Acho que agora posso falar das minhas experiências catastróficas. Como eu sou romântico e acredito com todas as forças no amor, eu encontrei pessoas que me despertaram projeções. Algumas eu consegui me relacionar, outras tentei mas não deu e outras eu nem sequer me atrevi. Mas em todas elas, depois de algum tempo, fui perdendo a vontade de acordo com o correr dos acontecimentos, e principalmente, com o patrolamento das minhas projeções. Sempre me disseram que eu tinha uma cara-metade, o outro pedaço da laranja, a tampa da minha panela, etc etc etc. Mas nunca me disseram como eu devia amar.

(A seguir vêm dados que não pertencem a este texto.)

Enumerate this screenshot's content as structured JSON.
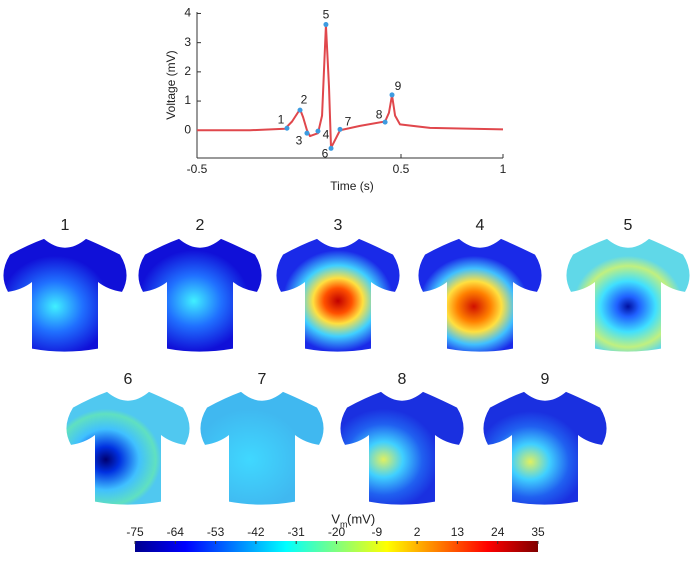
{
  "chart_data": [
    {
      "type": "line",
      "xlabel": "Time (s)",
      "ylabel": "Voltage (mV)",
      "color": "#e0474c",
      "marker_color": "#3d9be0",
      "x": [
        -0.5,
        -0.24,
        -0.069,
        -0.034,
        0.005,
        0.02,
        0.039,
        0.054,
        0.093,
        0.113,
        0.132,
        0.147,
        0.157,
        0.172,
        0.201,
        0.299,
        0.422,
        0.441,
        0.456,
        0.471,
        0.495,
        0.642,
        1
      ],
      "values": [
        0,
        0,
        0.05,
        0.3,
        0.72,
        0.45,
        0.0,
        -0.2,
        -0.1,
        0.5,
        3.6,
        1.5,
        -0.6,
        -0.4,
        0.0,
        0.15,
        0.3,
        0.6,
        1.2,
        0.5,
        0.2,
        0.08,
        0.03
      ],
      "annotations": [
        {
          "text": "1",
          "x": -0.059,
          "y": 0.07
        },
        {
          "text": "2",
          "x": 0.005,
          "y": 0.69
        },
        {
          "text": "3",
          "x": 0.039,
          "y": -0.1
        },
        {
          "text": "4",
          "x": 0.093,
          "y": -0.03
        },
        {
          "text": "5",
          "x": 0.132,
          "y": 3.62
        },
        {
          "text": "6",
          "x": 0.157,
          "y": -0.62
        },
        {
          "text": "7",
          "x": 0.201,
          "y": 0.03
        },
        {
          "text": "8",
          "x": 0.422,
          "y": 0.28
        },
        {
          "text": "9",
          "x": 0.456,
          "y": 1.21
        }
      ],
      "xlim": [
        -0.5,
        1
      ],
      "xticks": [
        -0.5,
        0.5,
        1
      ],
      "ylim": [
        -0.95,
        4.05
      ],
      "yticks": [
        0,
        1,
        2,
        3,
        4
      ]
    },
    {
      "type": "colorbar",
      "label": "V",
      "label_sub": "m",
      "label_unit": "(mV)",
      "colormap": "jet",
      "xlim": [
        -75,
        35
      ],
      "xticks": [
        -75,
        -64,
        -53,
        -42,
        -31,
        -20,
        -9,
        2,
        13,
        24,
        35
      ]
    }
  ],
  "maps": {
    "labels": [
      "1",
      "2",
      "3",
      "4",
      "5",
      "6",
      "7",
      "8",
      "9"
    ]
  }
}
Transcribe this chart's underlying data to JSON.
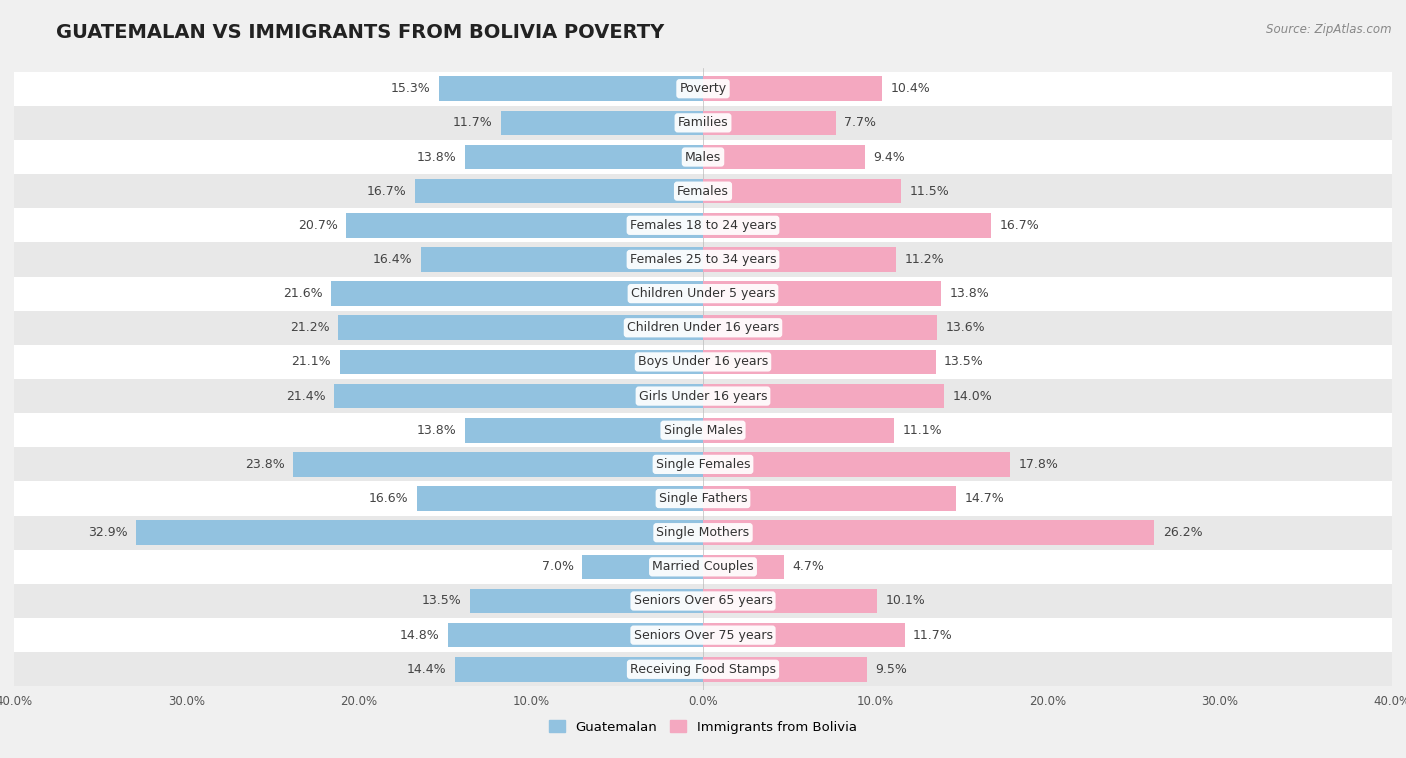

Talvez por ser um conceito um pouco mais pessoal que cada um vai construindo ao longo do caminho que trilha. Mas, como não sabia amar, o que fiz foi consumir os meus desejos. Consumir pra ser feliz e completo. Porém, no fim de cada relação, eu estava me sentindo cada vez mais vazio.

Qual o problema do amor como consumo? Como disse antes, ma falta um conhecimento maior do tema, mas a ideia de consumo vem relacionada à satisfação, à recompensa. Quando amamos (no sentido consumista) e nossas projeções caem por terra, nos sentimos mal, não correspondidos, insatisfeitos, e com vontade de pular fora o mais rápido possível para consumir alguém que corresponda aos nossos desejos. Esse tipo de relação nada mais é que um jogo de interesses egoístas que, acredito eu, destroem o que poderia ser uma relação verdadeira, de amor e respeito verdadeiro. Nesse amor de consumo, não há entrega, compromisso com o(s) outro(s), só consigo mesmo. Somos estimulados a cada vez mais buscar a felicidade de nós mesmos em primeiro lugar, para depois os outros, quando na verdade seria justamente o contrário que nos tornaria mais felizes de fato. E aqui acho pertinente dar um outro significado ao termo “amor romântico”: o “amor romântico” seria o amor, no sentido mais puro e verdadeiro possível.

E eu levanto essa bandeira do amor romântico. Eu quero aprender a amar as pessoas sem interesse algum, poder me doar e me comprometer com quem amo, sem que minhas projeções e egoísmos destruam minhas relações. Seja numa relação monogâmica ou poligâmica, numa relação homo afetiva ou hétero afetiva, numa relação inter-racial ou de classes diferentes, amem verdadeiramente as pessoas que se relacionarem com vocês! Não consumam as pessoas, não esperem uma recompensa, antes disso, se doem, comprometam-se com aqueles que vocês consideram importantes pra suas vidas. Lembrem-se que a verdadeira felicidade, só é atingida, quando partilhada!